Christophe Guibert, Maître de Conférences en Sociologie à l’ESTHUA, Directeur-adjoint à la Recherche, et qui réside à Brétignolles-sur-Mer, est désormais le responsable des études qui se dérouleront sur le site de l’IST aux Sables d’Olonne. Un site totalement rénové, qui était utilisé auparavant pour des colonies VAL ou une crêche (désormais à l’Ile Vertime).
« L’ensemble comprend une surface de 1100m2 et a nécessité 1,925 millions € TTC » nous précise Damien Ouvrard des services Bâtiments de la Ville des Sables d’Olonne.  Sur cette somme, 1 million at été apporté par le Conseil régional, alors sous la présidence de M. Auxiette. Une belle aide qui a permis de faire avancer le dossier plus rapidement.

Treize salles de cours
Treize salles de cours sont désormais disponibles, réparties dans l’annexes latérale gauche et dans le bâtiment central historique. A gauche sont situés les BTS immobilier du Lycée Ste-Marie du Port (1ère année : 25 élèves / 2ème année : 21 élèves) et à droite l’annexe servant à l’administration comprenant notamment le bureau du directeur et la salle des professeurs.
Le bâtiment historique, datant du 19ème siècle, abrite au RDC les BTS Tourisme (1ère année : 38 élèves / 2ème année : 32 élèves) ainsi qu’une zone accueil et un Bureau des étudiants.
En R1, se trouvent une salle dite patrimoniale, qui a été conservée en l’état avec ses planchers en bois, sa cheminée etc.., ainsi que 3 salles de classe dont une d’informatique.
En R2, trois autres salles de classe sont disponibles.

Brigitte Tesson Christophe Guibert et Dominique Duhamel.

Brigitte Tesson Christophe Guibert et Dominique Duhamel.

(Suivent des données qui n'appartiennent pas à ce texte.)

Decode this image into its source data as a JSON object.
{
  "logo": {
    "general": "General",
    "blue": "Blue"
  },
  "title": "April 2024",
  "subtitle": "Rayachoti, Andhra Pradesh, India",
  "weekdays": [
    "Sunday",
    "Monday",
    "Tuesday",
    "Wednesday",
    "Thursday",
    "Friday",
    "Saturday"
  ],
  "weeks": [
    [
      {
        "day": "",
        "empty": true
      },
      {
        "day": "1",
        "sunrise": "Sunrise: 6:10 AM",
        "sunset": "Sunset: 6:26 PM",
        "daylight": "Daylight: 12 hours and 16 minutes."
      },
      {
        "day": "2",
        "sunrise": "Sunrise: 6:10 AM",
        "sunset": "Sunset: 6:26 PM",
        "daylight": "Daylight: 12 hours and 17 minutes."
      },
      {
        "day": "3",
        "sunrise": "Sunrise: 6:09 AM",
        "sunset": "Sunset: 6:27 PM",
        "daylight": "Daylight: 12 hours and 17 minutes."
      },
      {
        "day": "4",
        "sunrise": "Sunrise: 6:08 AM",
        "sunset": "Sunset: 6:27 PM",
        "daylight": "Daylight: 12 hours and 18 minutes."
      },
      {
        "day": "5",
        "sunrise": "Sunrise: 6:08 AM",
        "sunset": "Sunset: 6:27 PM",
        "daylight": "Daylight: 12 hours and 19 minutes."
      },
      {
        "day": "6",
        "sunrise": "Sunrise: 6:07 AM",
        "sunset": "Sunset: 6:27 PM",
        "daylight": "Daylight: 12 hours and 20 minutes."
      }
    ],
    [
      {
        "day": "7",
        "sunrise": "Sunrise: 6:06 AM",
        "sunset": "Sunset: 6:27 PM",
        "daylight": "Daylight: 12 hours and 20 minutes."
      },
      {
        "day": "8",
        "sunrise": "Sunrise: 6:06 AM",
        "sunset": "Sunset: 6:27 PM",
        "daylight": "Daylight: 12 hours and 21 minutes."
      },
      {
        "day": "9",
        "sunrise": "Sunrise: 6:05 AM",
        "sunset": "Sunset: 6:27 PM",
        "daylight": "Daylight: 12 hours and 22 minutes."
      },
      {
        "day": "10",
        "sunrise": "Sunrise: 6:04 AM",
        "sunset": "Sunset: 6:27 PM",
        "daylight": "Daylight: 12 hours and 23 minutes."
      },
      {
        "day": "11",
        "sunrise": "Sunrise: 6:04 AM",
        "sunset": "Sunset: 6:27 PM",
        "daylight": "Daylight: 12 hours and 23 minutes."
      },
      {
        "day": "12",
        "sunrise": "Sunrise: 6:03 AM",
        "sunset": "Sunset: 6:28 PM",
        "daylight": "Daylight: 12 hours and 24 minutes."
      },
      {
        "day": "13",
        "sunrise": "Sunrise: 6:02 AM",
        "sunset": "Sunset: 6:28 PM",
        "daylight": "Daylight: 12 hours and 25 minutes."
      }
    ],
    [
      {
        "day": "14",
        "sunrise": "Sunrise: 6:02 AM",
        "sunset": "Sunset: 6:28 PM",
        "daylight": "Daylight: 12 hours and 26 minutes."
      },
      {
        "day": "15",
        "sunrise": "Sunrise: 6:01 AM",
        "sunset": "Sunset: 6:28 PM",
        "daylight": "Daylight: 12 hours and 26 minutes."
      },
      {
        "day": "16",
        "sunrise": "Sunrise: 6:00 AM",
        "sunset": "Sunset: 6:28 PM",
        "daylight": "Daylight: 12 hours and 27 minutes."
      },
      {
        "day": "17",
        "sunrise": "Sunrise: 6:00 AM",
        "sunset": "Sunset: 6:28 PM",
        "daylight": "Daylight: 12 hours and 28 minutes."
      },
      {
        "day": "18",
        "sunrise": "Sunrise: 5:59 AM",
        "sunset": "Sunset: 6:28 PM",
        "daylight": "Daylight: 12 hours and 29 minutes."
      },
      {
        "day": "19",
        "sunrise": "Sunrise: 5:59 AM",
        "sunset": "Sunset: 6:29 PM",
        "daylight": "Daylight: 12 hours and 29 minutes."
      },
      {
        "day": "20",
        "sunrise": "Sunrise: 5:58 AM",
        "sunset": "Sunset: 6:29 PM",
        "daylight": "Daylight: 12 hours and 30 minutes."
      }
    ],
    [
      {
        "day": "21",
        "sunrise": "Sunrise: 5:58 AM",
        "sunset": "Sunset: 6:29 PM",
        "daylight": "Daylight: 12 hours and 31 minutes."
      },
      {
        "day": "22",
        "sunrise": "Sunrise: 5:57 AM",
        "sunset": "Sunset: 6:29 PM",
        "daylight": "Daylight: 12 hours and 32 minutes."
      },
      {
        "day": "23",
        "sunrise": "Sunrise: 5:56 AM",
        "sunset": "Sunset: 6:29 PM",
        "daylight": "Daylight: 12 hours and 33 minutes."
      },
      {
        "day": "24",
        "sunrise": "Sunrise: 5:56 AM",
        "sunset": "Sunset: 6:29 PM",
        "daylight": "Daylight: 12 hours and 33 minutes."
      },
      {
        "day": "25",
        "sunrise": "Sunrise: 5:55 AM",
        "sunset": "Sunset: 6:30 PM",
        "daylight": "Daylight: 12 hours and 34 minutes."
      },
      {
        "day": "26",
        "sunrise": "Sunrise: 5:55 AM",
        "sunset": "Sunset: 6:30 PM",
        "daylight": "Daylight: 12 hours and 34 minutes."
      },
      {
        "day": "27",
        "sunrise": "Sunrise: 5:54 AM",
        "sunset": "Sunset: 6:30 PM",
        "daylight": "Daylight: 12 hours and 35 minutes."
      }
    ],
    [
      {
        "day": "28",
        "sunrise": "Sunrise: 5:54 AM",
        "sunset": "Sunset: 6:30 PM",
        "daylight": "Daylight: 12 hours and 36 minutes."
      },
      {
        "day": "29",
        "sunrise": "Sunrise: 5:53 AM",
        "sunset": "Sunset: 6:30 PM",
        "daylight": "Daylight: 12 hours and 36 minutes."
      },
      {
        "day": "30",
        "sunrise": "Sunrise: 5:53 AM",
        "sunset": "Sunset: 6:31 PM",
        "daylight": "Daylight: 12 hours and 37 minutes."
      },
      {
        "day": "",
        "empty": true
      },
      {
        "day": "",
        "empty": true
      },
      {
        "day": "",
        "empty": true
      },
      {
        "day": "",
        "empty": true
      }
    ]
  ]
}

L’inauguration fut effectuée par Brigitte Tesson,
adjointe au Maire des Sables d’Olonne qui rappela la genèse du choix de ces filières : « La filière Tourisme s’est rapidement imposée pour sa cohérence avec l’identité de la Ville et de son territoire. (…) Et l’ESTHUA est forte de près de 3000 étudiants, 60 enseignants dont 25 enseignants-chercheurs et 450 intervenants extérieurs. Son rayonnement international et ses partenariats avec des Universités étrangères la conduisent à accueillir des étudiants de 60 nationalités différentes. L’ESTHUA a une expérience de l’implantation dans des lieux marqués par une forte identité, comme Saumur avec des formations universitaires axées sur l’équitation et le vin. Tel sera le cas aux Sables d’Olonne avec des options clairement dédiées au nautisme et à l’économie du littoral, répondant à de réels besoins d’emplois. »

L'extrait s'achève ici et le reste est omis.